The event was cancelled by the hotel’s management, Mansfield claiming she had forgotten her music notes. Foley kept a low profile during the controversy.

By then he had set his eyes on a Dáil seat, and the long battle for electoral supremacy with sitting Fianna Fáil TD Tom McEllistrim in the Kerry North constituency began.

The rivalry between the two men and their supporters was intense. Although McEllistrim was a strong supporter of party leader Charles Haughey, when he came to power, and served under him as a minister of State, it was not always clear where Foley's loyalties lay.

Foley finally made it to the Dáil in 1981 and remained in the Oireachtas, serving one term in the Seanad, until 2002.

Investment
Although initially denying it to the media, including to Vincent Browne and Ursula Halligan in Magill magazine, it finally emerged in 2000 that he held an Ansbacher account. He told the Moriarty tribunal that he was approached by the accountant Des Traynor, who managed Haughey's finances, in the Brandon hotel in the mid-1970s and asked if he wished to invest in funds for which he could get a good return.
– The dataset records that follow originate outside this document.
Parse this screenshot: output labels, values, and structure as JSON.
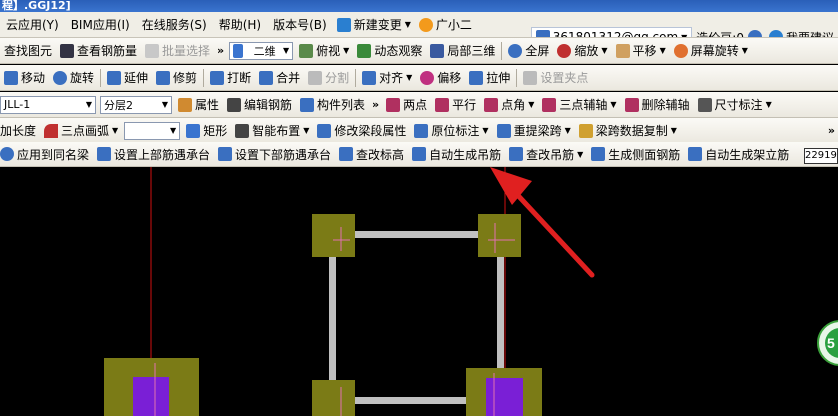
{
  "title": "程】.GGJ12]",
  "menu": [
    "云应用(Y)",
    "BIM应用(I)",
    "在线服务(S)",
    "帮助(H)",
    "版本号(B)"
  ],
  "menu_right": {
    "new_change": "新建变更",
    "assistant": "广小二",
    "account": "361801312@qq.com",
    "beans": "造价豆:0",
    "feedback": "我要建议"
  },
  "toolbar1": {
    "find": "查找图元",
    "view_rebar": "查看钢筋量",
    "batch": "批量选择",
    "view_mode": "二维",
    "top_view": "俯视",
    "dyn": "动态观察",
    "local3d": "局部三维",
    "fullscreen": "全屏",
    "zoom": "缩放",
    "pan": "平移",
    "rotate": "屏幕旋转"
  },
  "toolbar2": {
    "move": "移动",
    "rotate": "旋转",
    "extend": "延伸",
    "trim": "修剪",
    "break": "打断",
    "merge": "合并",
    "split": "分割",
    "align": "对齐",
    "offset": "偏移",
    "stretch": "拉伸",
    "setpoint": "设置夹点"
  },
  "toolbar3": {
    "member": "JLL-1",
    "layer": "分层2",
    "attr": "属性",
    "edit_rebar": "编辑钢筋",
    "member_list": "构件列表",
    "twopoint": "两点",
    "parallel": "平行",
    "pointangle": "点角",
    "threeaux": "三点辅轴",
    "delaux": "删除辅轴",
    "dim": "尺寸标注"
  },
  "toolbar4": {
    "length": "加长度",
    "arc": "三点画弧",
    "rect": "矩形",
    "smart": "智能布置",
    "modify_beam": "修改梁段属性",
    "orig_mark": "原位标注",
    "respan": "重提梁跨",
    "copy_span": "梁跨数据复制"
  },
  "toolbar5": {
    "apply_same": "应用到同名梁",
    "set_top": "设置上部筋遇承台",
    "set_bottom": "设置下部筋遇承台",
    "check_elev": "查改标高",
    "auto_hanger": "自动生成吊筋",
    "check_hanger": "查改吊筋",
    "side_rebar": "生成侧面钢筋",
    "auto_erect": "自动生成架立筋"
  },
  "coord": "22919",
  "colors": {
    "accent_arrow": "#e02020",
    "column_fill": "#7b7b16",
    "core_fill": "#7a1fd6",
    "beam": "#c0c0c0",
    "axis": "#d01010"
  }
}
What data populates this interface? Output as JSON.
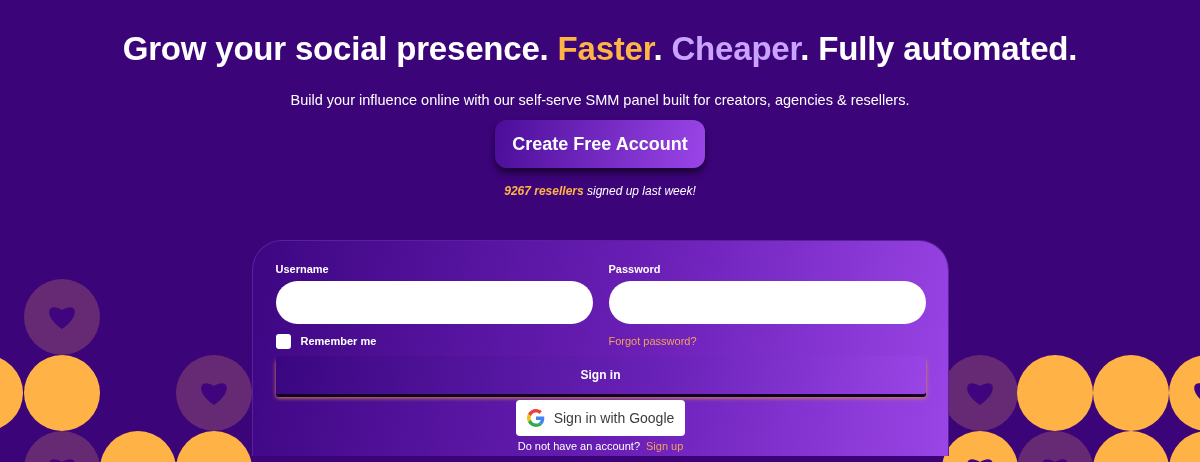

In 1979 or so, Foley decided to invest £50,000, which he gave directly to Traynor. He said that following Traynor’s death in 1994 he became concerned about his investment and indicated that he wanted to make a withdrawal.

In early September 1995, Foley met Padraig Collery, formerly of Guinness and Mahon bank, in a Dublin hotel and was given £50,000 in cash.

As well as leaving the party, he resigned as vice-chairman of the Public Accounts Committee, where he had been one of those involved in investigating tax evasion. He was suspended from the Dáil for 14 working days on full pay for breaching the Ethics in Public Office Act.

A devout Catholic, non-smoker and non-drinker, Foley was anti-divorce and anti-abortion and took very strong stances on both issues.

He is survived by his wife Hannah, his son Billy, and daughters Margaret, Norma and Denise.